Carlo Ancelotti segue como plano A da Confederação Brasileira de Futebol para ser o próximo treinador da seleção brasileira.
Presidente da entidade, Ednaldo Rodrigues confirmou que não descartou o nome do italiano, mesmo diante das reiteradas declarações do técnico sobre estar à frente do Real Madrid até o fim de seu contrato, em junho de 2024.
Em entrevista à TV Bandeirantes, o mandatário da entidade afirmou que o processo de análise do novo treinador vai além do trabalho de campo com a equipe principal, e que o nome ainda segue sendo o de Ancelotti.
“A CBF está sendo prudente e tendo a cautela de ter um treinador que tenha um ciclo dentro da entidade, que esse treinador tenha um projeto. Não só com a seleção principal, mas sendo um alimentador das competições de base para que atletas possam ser olhados e aproveitados aqui dentro do Brasil”.
“Ele [Ancelotti] é um treinador que tem essa visão e coragem de colocar novos talentos para jogar. Sem desmerecimento nenhum outro treinador. O Brasil tem muitos treinadores que temos um apreço muito grande, e que são competentes, mas temos um plano, e o plano A é exatamente esse [Ancelotti]”, afirmou o presidente da CBF, garantindo que aguardará até o encerramento do Campeonato Espanhol para tentar avançar no nome do treinador.
“Temos o feeling de que pode dar certo. Vamos aguardar o termino da competição [LaLiga], no que pese já ter um campeão, o Barcelona. Mas nós vamos esperar a competição terminar e temos a intuição de que pode dar certo”.

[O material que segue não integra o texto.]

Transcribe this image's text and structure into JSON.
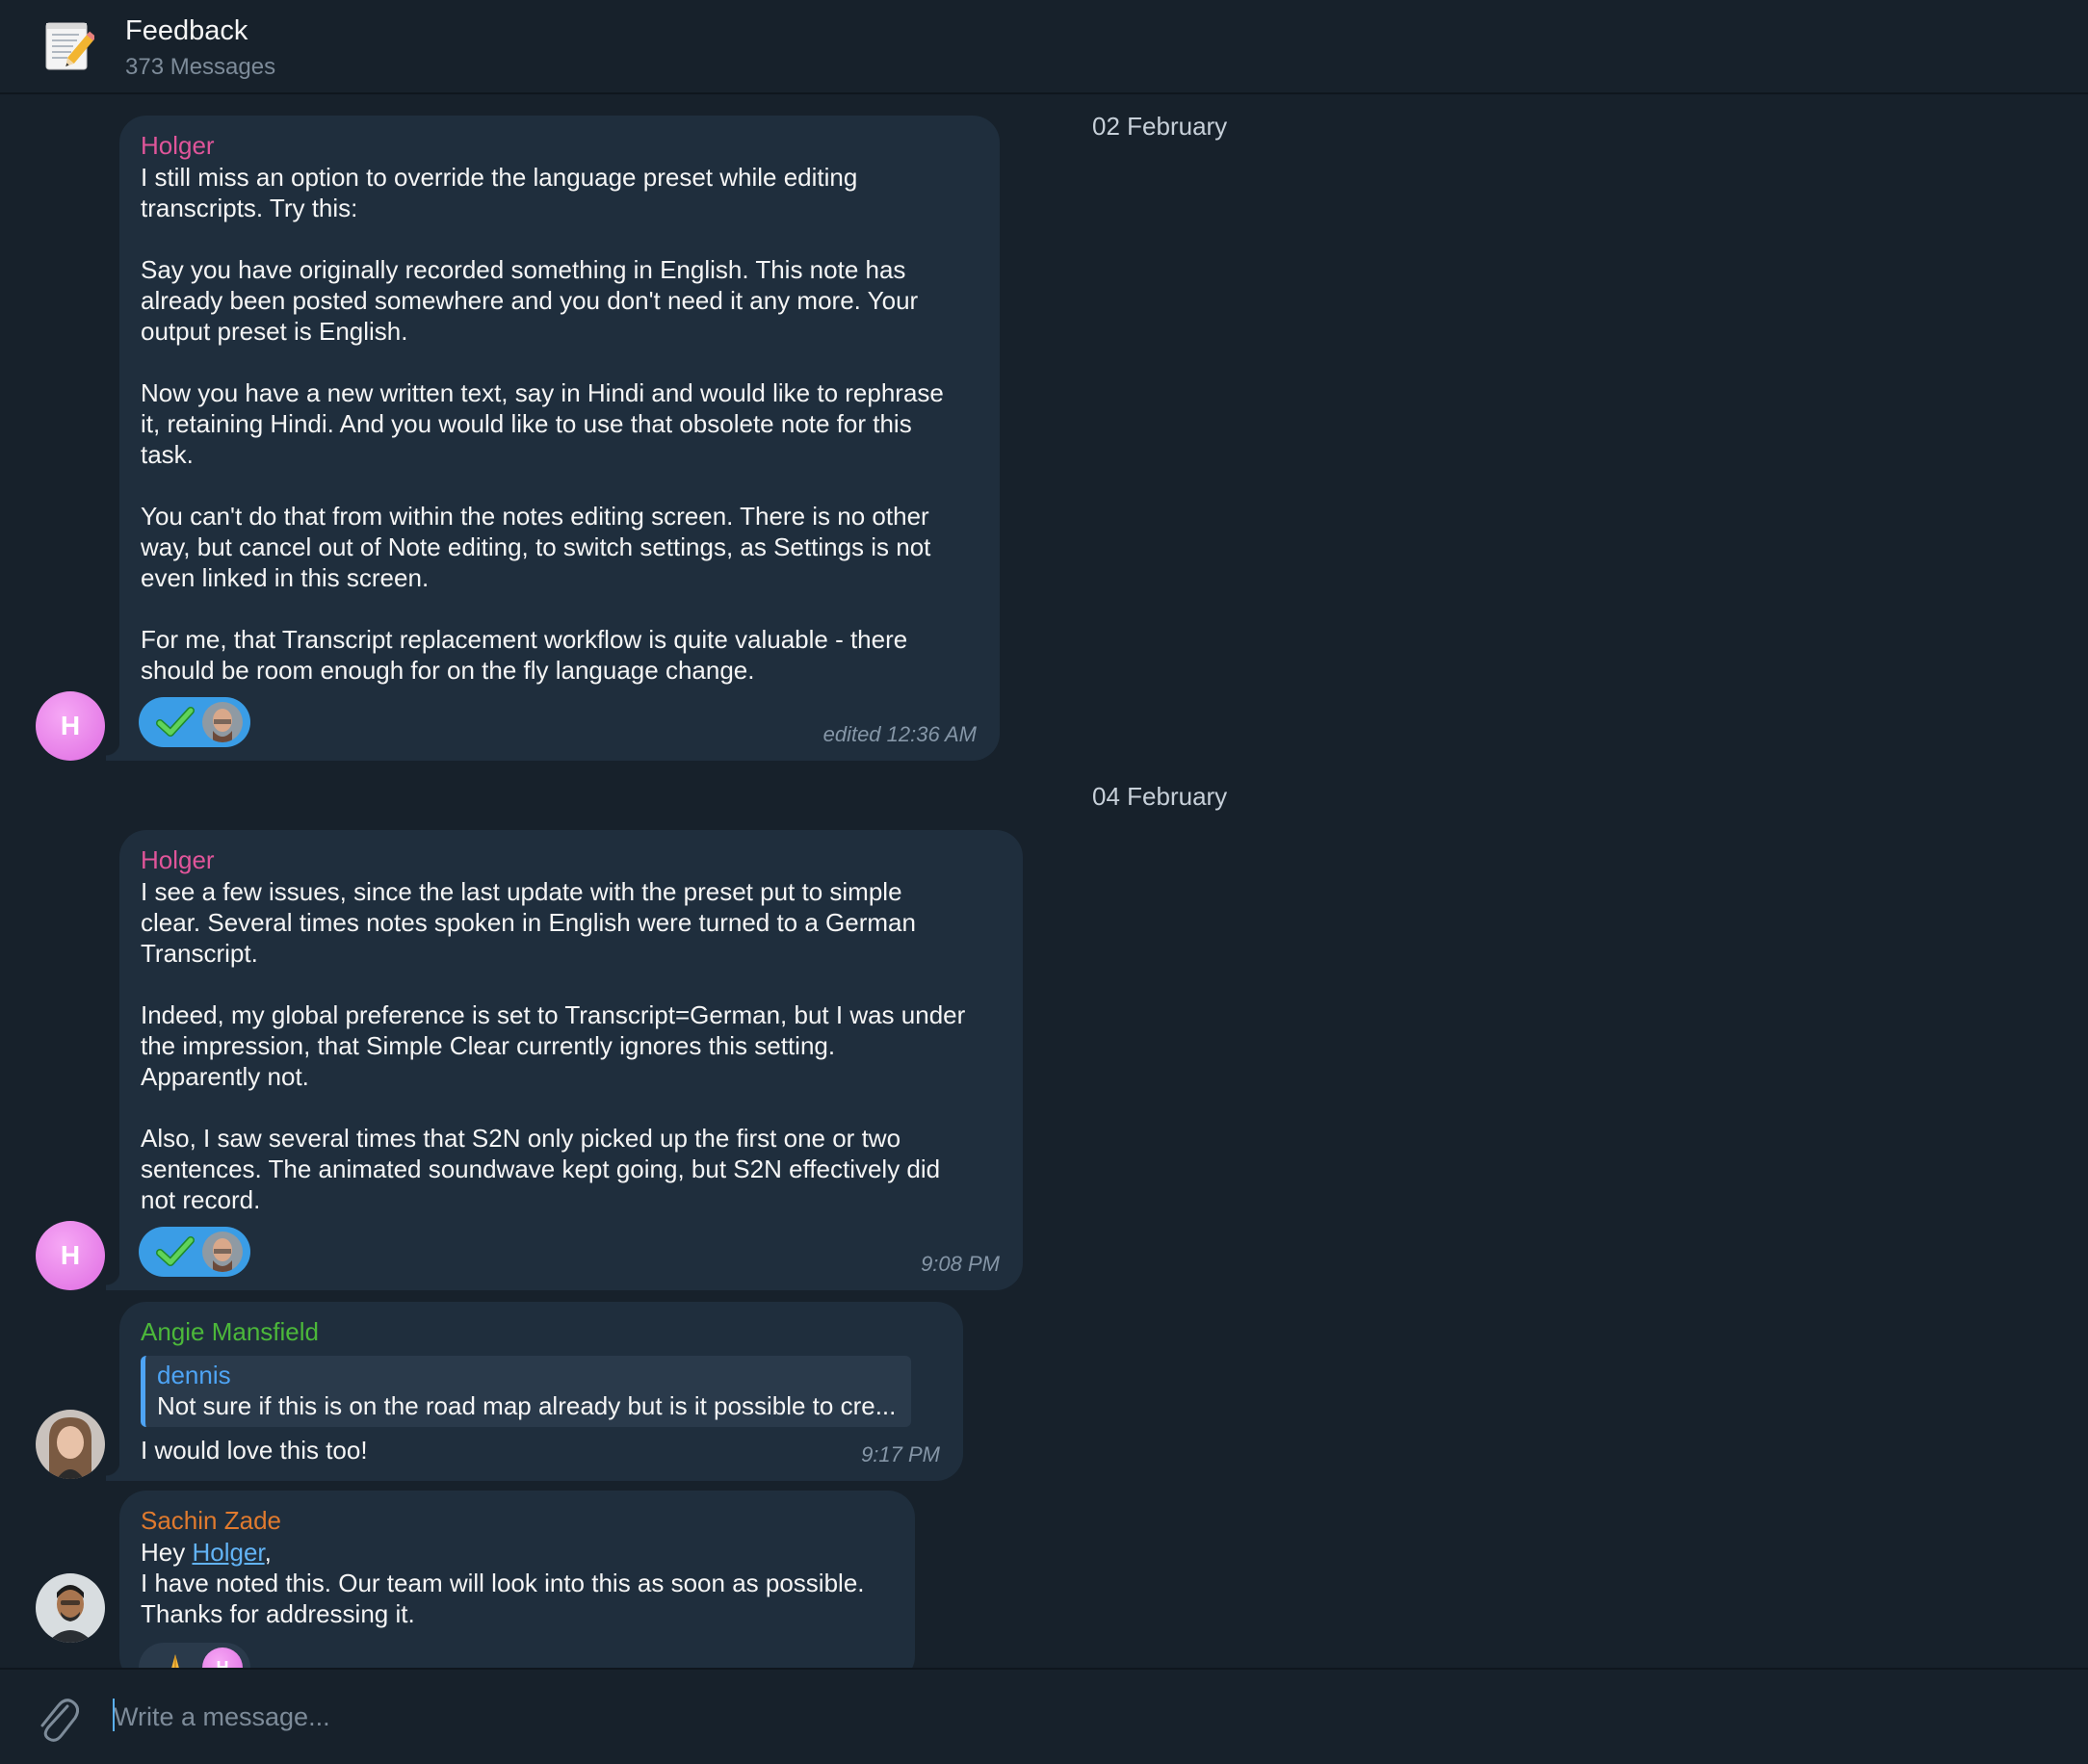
{
  "header": {
    "title": "Feedback",
    "subtitle": "373 Messages",
    "icon": "memo-pencil-icon"
  },
  "dates": [
    "02 February",
    "04 February"
  ],
  "messages": [
    {
      "sender": "Holger",
      "sender_color": "#e0559a",
      "avatar_letter": "H",
      "text": "I still miss an option to override the language preset while editing\ntranscripts. Try this:\n\nSay you have originally recorded something in English. This note has\nalready been posted somewhere and you don't need it any more. Your\noutput preset is English.\n\nNow you have a new written text, say in Hindi and would like to rephrase\nit, retaining Hindi. And you would like to use that obsolete note for this\ntask.\n\nYou can't do that from within the notes editing screen. There is no other\nway, but cancel out of Note editing, to switch settings, as Settings is not\neven linked in this screen.\n\nFor me, that Transcript replacement workflow is quite valuable - there\nshould be room enough for on the fly language change.",
      "time": "edited 12:36 AM",
      "reaction": "check-mark-emoji"
    },
    {
      "sender": "Holger",
      "sender_color": "#e0559a",
      "avatar_letter": "H",
      "text": "I see a few issues, since the last update with the preset put to simple\nclear. Several times notes spoken in English were turned to a German\nTranscript.\n\nIndeed, my global preference is set to Transcript=German, but I was under\nthe impression, that Simple Clear currently ignores this setting.\nApparently not.\n\nAlso, I saw several times that S2N only picked up the first one or two\nsentences. The animated soundwave kept going, but S2N effectively did\nnot record.",
      "time": "9:08 PM",
      "reaction": "check-mark-emoji"
    },
    {
      "sender": "Angie Mansfield",
      "sender_color": "#4cb83a",
      "reply_author": "dennis",
      "reply_text": "Not sure if this is on the road map already but is it possible to cre...",
      "text": "I would love this too!",
      "time": "9:17 PM"
    },
    {
      "sender": "Sachin Zade",
      "sender_color": "#e07a2e",
      "text_prefix": "Hey ",
      "mention": "Holger",
      "text_suffix": ",",
      "text": "I have noted this. Our team will look into this as soon as possible.\nThanks for addressing it.",
      "reaction": "folded-hands-emoji",
      "reaction_avatar_letter": "H"
    }
  ],
  "composer": {
    "placeholder": "Write a message...",
    "attach_icon": "paperclip-icon"
  }
}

O desejo de Ednaldo Rodrigues em ter Carlo Ancelotti à frente da seleção brasileira não reduz nem mesmo diante das declarações do treinador sobre o desejo de seguir à frente do Real na próxima temporada, ainda que admitindo publicamente a vontade da CBF em tê-lo no projeto para a Copa do Mundo de 2026.
Ramon deixou seleção sub-20 durante competição para convocar time principal
Para o presidente da entidade, essa postura é compreensível.
“Se estivesse no lugar dele e com contrato em vigor eu também não desmereceria a empresa que estava contratado. Acho que ele tem um encantamento pela seleção brasileira, conhece a maioria dos atletas que jogaram e que jogam na seleção brasileira. São detalhes que eu mesmo não faria também [dar entrevistas abrindo as portas à seleção]”.
Enquanto ainda trabalha para encontrar um novo treinador, a CBF apostará novamente em Ramon Menezes como interino. O comandante da seleção sub-20 convocou no domingo (28) os 23 atletas que defenderão o Brasil nos amistosos contra Guiné (17 de junho, em Barcelona) e Senegal (20 de junho, em Lisboa).
A tendência, no entanto, é de que a CBF já tenha um cenário mais claro sobre seu treinador em meados do próprio mês.
“A gente tem os compromissos que já são oficiais, os jogos das eliminatórias. A gente espera que possamos ter, logo após esses jogos de junho, mas ainda dentro do mês de junho, um posicionamento mais claro e que a gente possa falar com uma condição maior”.
Ainda que reforçando a prioridade por Carlo Ancelotti, o presidente da CBF garantiu que segue de olho em treinadores que estão se destacando no cenário brasileiro como Abel Ferreira, do Palmeiras, Fernando Diniz, do Fluminense, e Dorival Junior, do São Paulo.
“A gente acompanha os trabalhos, tanto do Dorival Junior, quanto do Abel Ferreira, do Diniz. Temos visto um trabalho muito importante. A gente ouve muito as pessoas dizerem ‘O Abel está fora por brigar com a imprensa, com o árbitro’. Eu entendo que ele tem competência no que está trabalhando. Os números mostram isso. O Diniz da mesma forma, Dorival também”.
“A CBF, em qualquer que seja a situação de uma outra possibilidade [de treinador caso Carlo Ancelotti não acerte], a CBF não tem interesse em prejudicar seus filiados. [o técnico] vai ser aquele que a CBF entende que é o melhor para o ciclo. E esse ciclo não é apenas competir na Copa do Mundo. É vencer a Copa do Mundo”, concluiu o presidente.